Tennant and Frohnmayer advance to Round of 32 at U.S. Senior Women’s Amateur
Five players from the Northwest advanced through to the Round of 64 match play at the U.S. Senior Women’s Amateur Championship, taking place this week, October 6-11 at Orchid Island Golf & Beach Club in Vero Beach, Fla.
Advanced to Round of 64:
- No. 10 seed – Lara Tennant of Portland, Ore.
- No. 29 seed – Jackie Little of Procter, B.C.
- No. 35 seed – Terri Frohnmayer of Salem, Ore.
- No. 52 seed – Alison Murdoch of Victoria, B.C.
- No. 63 seed – Ginny Burkey of Eugene, Ore.
After the completion of Monday’s first round matches, Lara Tennant and Terri Frohnmayer successfully advanced to Tuesday’s Round of 32.
The complete field of 132 competitors featured nine golfers with ties to the Northwest, including four who did not advance to match play: Denise Kieffer (University Place, Wash.), Susan Craven (Snohomish, Wash.), Carrie Jacobson (Bellevue, Wash.) and Karen Madison (East Wenatchee, Wash.)
Click here for complete coverage of the 2018 U.S. Senior Women’s Amateur Championship.
Tennant defeated No. 55 seed Susan Marchese of Omaha, Neb. After dropping her first hole, Tennant won the next three and never looked back holding the lead all the way through to a 3 and 1 win.

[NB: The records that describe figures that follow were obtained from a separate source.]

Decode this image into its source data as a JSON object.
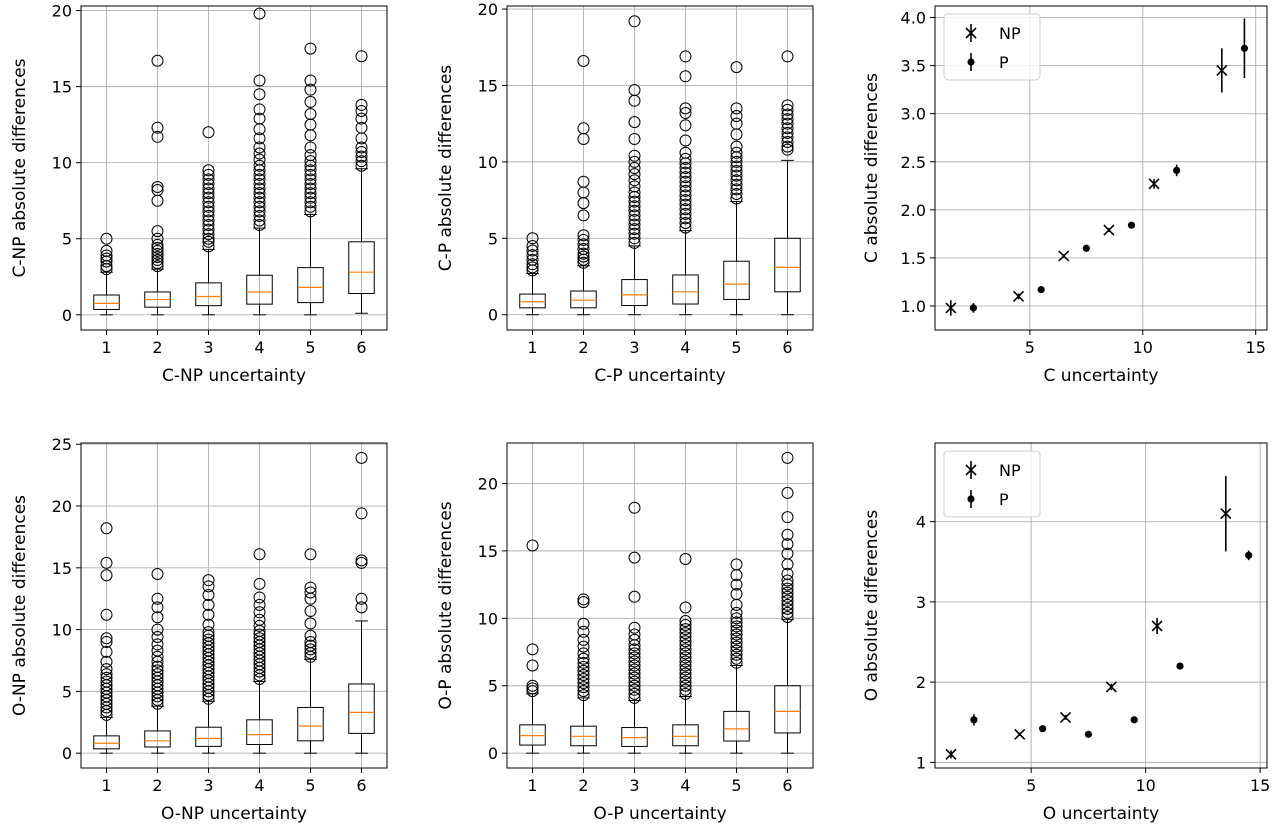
{
  "chart_data": [
    {
      "type": "box",
      "xlabel": "C-NP uncertainty",
      "ylabel": "C-NP absolute differences",
      "ylim": [
        -1,
        20.3
      ],
      "yticks": [
        0,
        5,
        10,
        15,
        20
      ],
      "categories": [
        "1",
        "2",
        "3",
        "4",
        "5",
        "6"
      ],
      "grid": true,
      "boxes": [
        {
          "whislo": 0,
          "q1": 0.35,
          "med": 0.75,
          "q3": 1.3,
          "whishi": 2.8,
          "fliers": [
            3.0,
            3.2,
            3.5,
            3.7,
            3.9,
            4.2,
            5.0
          ]
        },
        {
          "whislo": 0,
          "q1": 0.5,
          "med": 1.0,
          "q3": 1.5,
          "whishi": 3.0,
          "fliers": [
            3.2,
            3.4,
            3.6,
            3.8,
            4.0,
            4.2,
            4.4,
            4.6,
            5.0,
            5.5,
            7.5,
            8.2,
            8.4,
            11.7,
            12.3,
            16.7
          ]
        },
        {
          "whislo": 0,
          "q1": 0.6,
          "med": 1.2,
          "q3": 2.1,
          "whishi": 4.3,
          "fliers": [
            4.5,
            4.8,
            5.0,
            5.3,
            5.6,
            5.9,
            6.2,
            6.5,
            6.8,
            7.1,
            7.4,
            7.7,
            8.0,
            8.3,
            8.6,
            8.9,
            9.2,
            9.5,
            12.0
          ]
        },
        {
          "whislo": 0,
          "q1": 0.7,
          "med": 1.5,
          "q3": 2.6,
          "whishi": 5.7,
          "fliers": [
            5.9,
            6.2,
            6.5,
            6.8,
            7.1,
            7.4,
            7.7,
            8.0,
            8.3,
            8.6,
            8.9,
            9.2,
            9.5,
            9.8,
            10.2,
            10.6,
            11.0,
            11.6,
            12.2,
            12.9,
            13.5,
            14.5,
            15.4,
            19.8
          ]
        },
        {
          "whislo": 0,
          "q1": 0.8,
          "med": 1.8,
          "q3": 3.1,
          "whishi": 6.6,
          "fliers": [
            6.8,
            7.1,
            7.4,
            7.7,
            8.0,
            8.3,
            8.6,
            8.9,
            9.2,
            9.5,
            9.8,
            10.1,
            10.5,
            11.0,
            11.8,
            12.5,
            13.2,
            14.0,
            14.8,
            15.4,
            17.5
          ]
        },
        {
          "whislo": 0.1,
          "q1": 1.4,
          "med": 2.8,
          "q3": 4.8,
          "whishi": 9.6,
          "fliers": [
            9.8,
            10.1,
            10.4,
            10.7,
            11.0,
            11.6,
            12.3,
            12.9,
            13.4,
            13.8,
            17.0
          ]
        }
      ]
    },
    {
      "type": "box",
      "xlabel": "C-P uncertainty",
      "ylabel": "C-P absolute differences",
      "ylim": [
        -1,
        20.2
      ],
      "yticks": [
        0,
        5,
        10,
        15,
        20
      ],
      "categories": [
        "1",
        "2",
        "3",
        "4",
        "5",
        "6"
      ],
      "grid": true,
      "boxes": [
        {
          "whislo": 0,
          "q1": 0.45,
          "med": 0.85,
          "q3": 1.35,
          "whishi": 2.7,
          "fliers": [
            2.9,
            3.1,
            3.3,
            3.6,
            3.9,
            4.2,
            4.5,
            5.0
          ]
        },
        {
          "whislo": 0,
          "q1": 0.45,
          "med": 0.95,
          "q3": 1.55,
          "whishi": 3.2,
          "fliers": [
            3.4,
            3.6,
            3.8,
            4.0,
            4.3,
            4.6,
            4.9,
            5.2,
            6.5,
            7.3,
            8.0,
            8.7,
            11.5,
            12.2,
            16.6
          ]
        },
        {
          "whislo": 0,
          "q1": 0.6,
          "med": 1.3,
          "q3": 2.3,
          "whishi": 4.5,
          "fliers": [
            4.7,
            5.0,
            5.3,
            5.6,
            5.9,
            6.2,
            6.5,
            6.8,
            7.1,
            7.4,
            7.7,
            8.0,
            8.4,
            8.8,
            9.2,
            9.6,
            10.0,
            10.4,
            11.5,
            12.6,
            14.0,
            14.7,
            19.2
          ]
        },
        {
          "whislo": 0,
          "q1": 0.7,
          "med": 1.5,
          "q3": 2.6,
          "whishi": 5.5,
          "fliers": [
            5.7,
            6.0,
            6.3,
            6.6,
            6.9,
            7.2,
            7.5,
            7.8,
            8.1,
            8.4,
            8.7,
            9.0,
            9.3,
            9.6,
            9.9,
            10.2,
            10.6,
            11.4,
            12.4,
            13.2,
            13.5,
            15.6,
            16.9
          ]
        },
        {
          "whislo": 0,
          "q1": 1.0,
          "med": 2.0,
          "q3": 3.5,
          "whishi": 7.4,
          "fliers": [
            7.6,
            7.9,
            8.2,
            8.5,
            8.8,
            9.1,
            9.4,
            9.7,
            10.0,
            10.3,
            10.6,
            11.0,
            11.8,
            12.5,
            13.0,
            13.5,
            16.2
          ]
        },
        {
          "whislo": 0,
          "q1": 1.5,
          "med": 3.1,
          "q3": 5.0,
          "whishi": 10.1,
          "fliers": [
            10.8,
            11.0,
            11.3,
            11.6,
            11.9,
            12.2,
            12.5,
            12.8,
            13.1,
            13.4,
            13.7,
            16.9
          ]
        }
      ]
    },
    {
      "type": "errorbar",
      "xlabel": "C uncertainty",
      "ylabel": "C absolute differences",
      "xlim": [
        0.8,
        15.5
      ],
      "ylim": [
        0.75,
        4.12
      ],
      "xticks": [
        5,
        10,
        15
      ],
      "yticks": [
        "1.0",
        "1.5",
        "2.0",
        "2.5",
        "3.0",
        "3.5",
        "4.0"
      ],
      "grid": true,
      "legend": "top-left",
      "series": [
        {
          "name": "NP",
          "marker": "x",
          "points": [
            {
              "x": 1.5,
              "y": 0.98,
              "err": 0.08
            },
            {
              "x": 4.5,
              "y": 1.1,
              "err": 0.03
            },
            {
              "x": 6.5,
              "y": 1.52,
              "err": 0.02
            },
            {
              "x": 8.5,
              "y": 1.79,
              "err": 0.02
            },
            {
              "x": 10.5,
              "y": 2.27,
              "err": 0.05
            },
            {
              "x": 13.5,
              "y": 3.45,
              "err": 0.23
            }
          ]
        },
        {
          "name": "P",
          "marker": "o",
          "points": [
            {
              "x": 2.5,
              "y": 0.98,
              "err": 0.05
            },
            {
              "x": 5.5,
              "y": 1.17,
              "err": 0.01
            },
            {
              "x": 7.5,
              "y": 1.6,
              "err": 0.02
            },
            {
              "x": 9.5,
              "y": 1.84,
              "err": 0.02
            },
            {
              "x": 11.5,
              "y": 2.41,
              "err": 0.06
            },
            {
              "x": 14.5,
              "y": 3.68,
              "err": 0.31
            }
          ]
        }
      ]
    },
    {
      "type": "box",
      "xlabel": "O-NP uncertainty",
      "ylabel": "O-NP absolute differences",
      "ylim": [
        -1.2,
        25.1
      ],
      "yticks": [
        0,
        5,
        10,
        15,
        20,
        25
      ],
      "categories": [
        "1",
        "2",
        "3",
        "4",
        "5",
        "6"
      ],
      "grid": true,
      "boxes": [
        {
          "whislo": 0,
          "q1": 0.35,
          "med": 0.8,
          "q3": 1.4,
          "whishi": 2.9,
          "fliers": [
            3.1,
            3.4,
            3.7,
            4.0,
            4.3,
            4.6,
            4.9,
            5.2,
            5.5,
            5.8,
            6.1,
            6.4,
            6.8,
            7.4,
            8.2,
            9.0,
            9.3,
            11.2,
            14.4,
            15.4,
            18.2
          ]
        },
        {
          "whislo": 0,
          "q1": 0.5,
          "med": 1.0,
          "q3": 1.8,
          "whishi": 3.8,
          "fliers": [
            4.0,
            4.3,
            4.6,
            4.9,
            5.2,
            5.5,
            5.8,
            6.1,
            6.4,
            6.7,
            7.0,
            7.4,
            7.8,
            8.3,
            8.8,
            9.4,
            10.0,
            11.0,
            11.8,
            12.5,
            14.5
          ]
        },
        {
          "whislo": 0,
          "q1": 0.55,
          "med": 1.2,
          "q3": 2.1,
          "whishi": 4.2,
          "fliers": [
            4.4,
            4.7,
            5.0,
            5.3,
            5.6,
            5.9,
            6.2,
            6.5,
            6.8,
            7.1,
            7.4,
            7.7,
            8.0,
            8.3,
            8.6,
            8.9,
            9.2,
            9.5,
            9.8,
            10.4,
            11.2,
            12.0,
            12.8,
            13.5,
            14.0
          ]
        },
        {
          "whislo": 0,
          "q1": 0.7,
          "med": 1.5,
          "q3": 2.7,
          "whishi": 5.8,
          "fliers": [
            6.0,
            6.3,
            6.6,
            6.9,
            7.2,
            7.5,
            7.8,
            8.1,
            8.4,
            8.7,
            9.0,
            9.3,
            9.6,
            9.9,
            10.3,
            10.8,
            11.4,
            12.0,
            12.6,
            13.7,
            16.1
          ]
        },
        {
          "whislo": 0,
          "q1": 1.0,
          "med": 2.2,
          "q3": 3.7,
          "whishi": 7.6,
          "fliers": [
            7.8,
            8.1,
            8.4,
            8.7,
            9.0,
            9.5,
            10.5,
            11.5,
            12.5,
            13.0,
            13.4,
            16.1
          ]
        },
        {
          "whislo": 0,
          "q1": 1.6,
          "med": 3.3,
          "q3": 5.6,
          "whishi": 10.7,
          "fliers": [
            11.8,
            12.5,
            15.4,
            15.6,
            19.4,
            23.9
          ]
        }
      ]
    },
    {
      "type": "box",
      "xlabel": "O-P uncertainty",
      "ylabel": "O-P absolute differences",
      "ylim": [
        -1.1,
        23
      ],
      "yticks": [
        0,
        5,
        10,
        15,
        20
      ],
      "categories": [
        "1",
        "2",
        "3",
        "4",
        "5",
        "6"
      ],
      "grid": true,
      "boxes": [
        {
          "whislo": 0,
          "q1": 0.6,
          "med": 1.3,
          "q3": 2.1,
          "whishi": 4.4,
          "fliers": [
            4.6,
            4.8,
            5.0,
            6.5,
            7.7,
            15.4
          ]
        },
        {
          "whislo": 0,
          "q1": 0.55,
          "med": 1.25,
          "q3": 2.0,
          "whishi": 4.1,
          "fliers": [
            4.3,
            4.6,
            4.9,
            5.2,
            5.5,
            5.8,
            6.1,
            6.4,
            6.7,
            7.0,
            7.4,
            7.9,
            8.4,
            9.0,
            9.6,
            11.2,
            11.4
          ]
        },
        {
          "whislo": 0,
          "q1": 0.5,
          "med": 1.15,
          "q3": 1.9,
          "whishi": 3.9,
          "fliers": [
            4.1,
            4.4,
            4.7,
            5.0,
            5.3,
            5.6,
            5.9,
            6.2,
            6.5,
            6.8,
            7.1,
            7.4,
            7.7,
            8.0,
            8.4,
            8.8,
            9.3,
            11.6,
            14.5,
            18.2
          ]
        },
        {
          "whislo": 0,
          "q1": 0.55,
          "med": 1.25,
          "q3": 2.1,
          "whishi": 4.2,
          "fliers": [
            4.4,
            4.7,
            5.0,
            5.3,
            5.6,
            5.9,
            6.2,
            6.5,
            6.8,
            7.1,
            7.4,
            7.7,
            8.0,
            8.3,
            8.6,
            8.9,
            9.2,
            9.5,
            9.8,
            10.8,
            14.4
          ]
        },
        {
          "whislo": 0,
          "q1": 0.9,
          "med": 1.8,
          "q3": 3.1,
          "whishi": 6.5,
          "fliers": [
            6.7,
            7.0,
            7.3,
            7.6,
            7.9,
            8.2,
            8.5,
            8.8,
            9.1,
            9.4,
            9.7,
            10.0,
            10.4,
            11.0,
            11.8,
            12.5,
            13.2,
            14.0
          ]
        },
        {
          "whislo": 0,
          "q1": 1.5,
          "med": 3.1,
          "q3": 5.0,
          "whishi": 9.9,
          "fliers": [
            10.1,
            10.4,
            10.7,
            11.0,
            11.3,
            11.6,
            11.9,
            12.2,
            12.5,
            12.8,
            13.3,
            14.0,
            14.8,
            15.5,
            16.2,
            17.5,
            19.3,
            21.9
          ]
        }
      ]
    },
    {
      "type": "errorbar",
      "xlabel": "O uncertainty",
      "ylabel": "O absolute differences",
      "xlim": [
        0.8,
        15.3
      ],
      "ylim": [
        0.93,
        4.98
      ],
      "xticks": [
        5,
        10,
        15
      ],
      "yticks": [
        "1",
        "2",
        "3",
        "4"
      ],
      "grid": true,
      "legend": "top-left",
      "series": [
        {
          "name": "NP",
          "marker": "x",
          "points": [
            {
              "x": 1.5,
              "y": 1.1,
              "err": 0.05
            },
            {
              "x": 4.5,
              "y": 1.35,
              "err": 0.02
            },
            {
              "x": 6.5,
              "y": 1.56,
              "err": 0.03
            },
            {
              "x": 8.5,
              "y": 1.94,
              "err": 0.04
            },
            {
              "x": 10.5,
              "y": 2.7,
              "err": 0.1
            },
            {
              "x": 13.5,
              "y": 4.1,
              "err": 0.47
            }
          ]
        },
        {
          "name": "P",
          "marker": "o",
          "points": [
            {
              "x": 2.5,
              "y": 1.53,
              "err": 0.07
            },
            {
              "x": 5.5,
              "y": 1.42,
              "err": 0.02
            },
            {
              "x": 7.5,
              "y": 1.35,
              "err": 0.02
            },
            {
              "x": 9.5,
              "y": 1.53,
              "err": 0.02
            },
            {
              "x": 11.5,
              "y": 2.2,
              "err": 0.02
            },
            {
              "x": 14.5,
              "y": 3.58,
              "err": 0.06
            }
          ]
        }
      ]
    }
  ],
  "colors": {
    "box": "#000000",
    "median": "#ff7f0e",
    "grid": "#b0b0b0",
    "marker": "#000000"
  }
}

In a tightly contested match, Frohnmayer defeated No. 30 seed Annette Gaiotti of Park City, Utah after taking her first lead of the day on the 14th hole and matching her opponent over the final four holes to secure a 1 up victory.
Lara Tennant, 51, of Portland, Ore., was a co-medalist in the 2017 U.S. Senior Women’s Amateur. Tennant, who played college golf at the University of Arizona, played in the 2000 U.S. Women’s Amateur and the 2017 U.S. Senior Women’s Amateur on her home course, Waverley Country Club. Her husband, Bob, grew up in a house on the 12th hole at Waverley, and her father, George Mack Sr., learned how to play at the course. She captured two Oregon Golf Association championships in 2017: the Oregon Senior Women’s Amateur and Oregon Women’s Mid-Amateur, which she also won in 2003 and 2008. Last year she was named the 2017 PNGA Senior Women’s Player of the Year.
Terri Frohnmayer, 62, of Salem, Ore., won the 1976 Pacific Northwest Golf Association Women’s Amateur Championship. A Rollins College Sports Hall of Fame member, she played golf through college, but stopped playing golf to pursue a business career. Approximately 24 years later in 2002, she decided to play again at the urging of her mother and husband. In 2010, she won the PNGA Senior Women’s Championship and followed that by winning the 2011 U.S. Senior Women’s Amateur. Named the Oregon Golf Association Player of the Year and PNGA Senior Women’s Player of the Year in 2011, she works in commercial real estate at First Commercial Real Estate Services, LLC in Salem.